The decline of the US newspaper industry, particularly local newspapers, seems certain. Does that mean journalism really doesn't matter anymore? Five years after taking Journalism and Public Society, I turned again to Professor Schudson for answers.

Professor Schudson, 74, still teaches the same course at Columbia's Journalism School. He has published several more books in the past few years, including one called Journalism: Why it Matters.

Professor Schudson accepted the reality of local newspapers’ disappearance, describing many of them as “local gossip”, a “feel good” journalism. As he pointed out it's not investigative journalism or "accountability journalism" -- it's not about informing people about the wider world.

Most small newspapers have never had a State reporter, let alone a foreign correspondent, says Professor Schudson, and the papers didn’t work very hard. "When the tabloids are gone, people lose something, but not much in the sense of  reporting."

The Tribune, however, is much bigger than the tabloids. It is the largest newspaper in Illinois and has won 27 Pulitzer Prizes since it was founded in 1847.

" Chicago  is the 3rd largest city in the United States. The Tribune has been its highest circulation newspaper for a very long time, "Professor Schudson said." Its circulation size in 2019 is  238,000, on a par with the Boston Globe, the Minneapolis Star-Tribune and the Washington Post. It is by no mean a small operation. "

"And it would be a devastating blow to Chicago and to the state of Illinois to have it sold to a hedge fund. The record of hedge fund owners of newspapers is bad. They cut costs, they cut jobs, and they have not the slightest interest in the public service that newspapers can provide. "

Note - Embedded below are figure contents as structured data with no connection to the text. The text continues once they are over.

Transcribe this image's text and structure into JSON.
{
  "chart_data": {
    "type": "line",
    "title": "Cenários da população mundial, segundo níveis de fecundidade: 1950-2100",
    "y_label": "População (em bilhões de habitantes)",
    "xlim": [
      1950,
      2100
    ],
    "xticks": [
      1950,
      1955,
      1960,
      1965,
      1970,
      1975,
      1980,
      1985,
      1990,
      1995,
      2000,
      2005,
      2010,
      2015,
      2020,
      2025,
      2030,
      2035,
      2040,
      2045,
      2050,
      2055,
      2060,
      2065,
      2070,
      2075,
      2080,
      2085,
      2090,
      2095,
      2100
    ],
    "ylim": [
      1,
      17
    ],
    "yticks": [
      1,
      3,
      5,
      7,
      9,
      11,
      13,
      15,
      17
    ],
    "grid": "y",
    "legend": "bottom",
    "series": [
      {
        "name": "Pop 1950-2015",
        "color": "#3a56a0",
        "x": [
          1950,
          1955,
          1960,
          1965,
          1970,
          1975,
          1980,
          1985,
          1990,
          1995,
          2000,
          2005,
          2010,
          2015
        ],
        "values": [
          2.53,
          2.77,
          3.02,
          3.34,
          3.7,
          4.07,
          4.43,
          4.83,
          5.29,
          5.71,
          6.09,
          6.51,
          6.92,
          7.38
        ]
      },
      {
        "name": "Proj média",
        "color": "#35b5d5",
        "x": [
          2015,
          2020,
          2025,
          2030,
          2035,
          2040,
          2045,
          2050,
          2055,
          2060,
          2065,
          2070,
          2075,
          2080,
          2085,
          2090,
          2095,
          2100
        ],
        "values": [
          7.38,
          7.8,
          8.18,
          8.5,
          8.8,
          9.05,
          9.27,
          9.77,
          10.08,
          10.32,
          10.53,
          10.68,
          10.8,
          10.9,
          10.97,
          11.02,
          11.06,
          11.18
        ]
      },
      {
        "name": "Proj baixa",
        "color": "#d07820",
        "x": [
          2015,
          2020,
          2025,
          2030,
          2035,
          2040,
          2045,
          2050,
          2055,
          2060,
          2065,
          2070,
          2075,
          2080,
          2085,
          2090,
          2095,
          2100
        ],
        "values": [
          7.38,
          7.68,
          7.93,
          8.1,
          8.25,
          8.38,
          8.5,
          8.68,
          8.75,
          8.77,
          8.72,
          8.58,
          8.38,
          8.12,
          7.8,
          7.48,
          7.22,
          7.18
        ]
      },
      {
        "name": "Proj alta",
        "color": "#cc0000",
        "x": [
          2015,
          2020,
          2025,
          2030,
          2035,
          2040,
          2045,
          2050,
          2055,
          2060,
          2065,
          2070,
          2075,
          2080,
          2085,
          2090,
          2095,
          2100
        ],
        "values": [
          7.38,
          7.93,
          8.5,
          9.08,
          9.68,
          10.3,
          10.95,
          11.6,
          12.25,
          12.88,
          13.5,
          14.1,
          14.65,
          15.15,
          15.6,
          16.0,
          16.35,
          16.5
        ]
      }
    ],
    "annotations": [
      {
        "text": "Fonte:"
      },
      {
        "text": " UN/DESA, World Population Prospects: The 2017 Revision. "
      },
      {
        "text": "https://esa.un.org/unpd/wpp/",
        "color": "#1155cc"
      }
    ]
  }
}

The fate of the Tribune has yet to be determined. Reporters lamented that if bought by hedge funds, the Tribune would only have a ghost version of it— “a newspaper that can no longer carry out its essential watchdog mission. Illinois’s most vulnerable people would lose a powerful guardian, its corrupt politicians would be freer to exploit and plunder, and this prairie metropolis would lose the common forum that binds together and lifts its citizens."

Journalism is in crisis, but news still matters. Professor Schudson said in Journalism: Why It Matters that people need news because it can make people care about each other and connect people in a community, a city or a country. News also help people understand current events and keeps us in sync with the society. Finally, news exposes the dark side of the society and it shout out to those corrupted: "We're watching you! "

Over the past 100 years, the medium of news has changed, from paper to television, from telegraph to the Internet, but journalism has survived after each metamorphosis. Journalism should continue to exist as long as the society needs it. However, as the medium of news changes rapidly, it will continue to be an important task for American newspapers to keep up with the pace of evolvement of the medium.

Hopefully more students will stay in this semester’s Journalism and Public Life.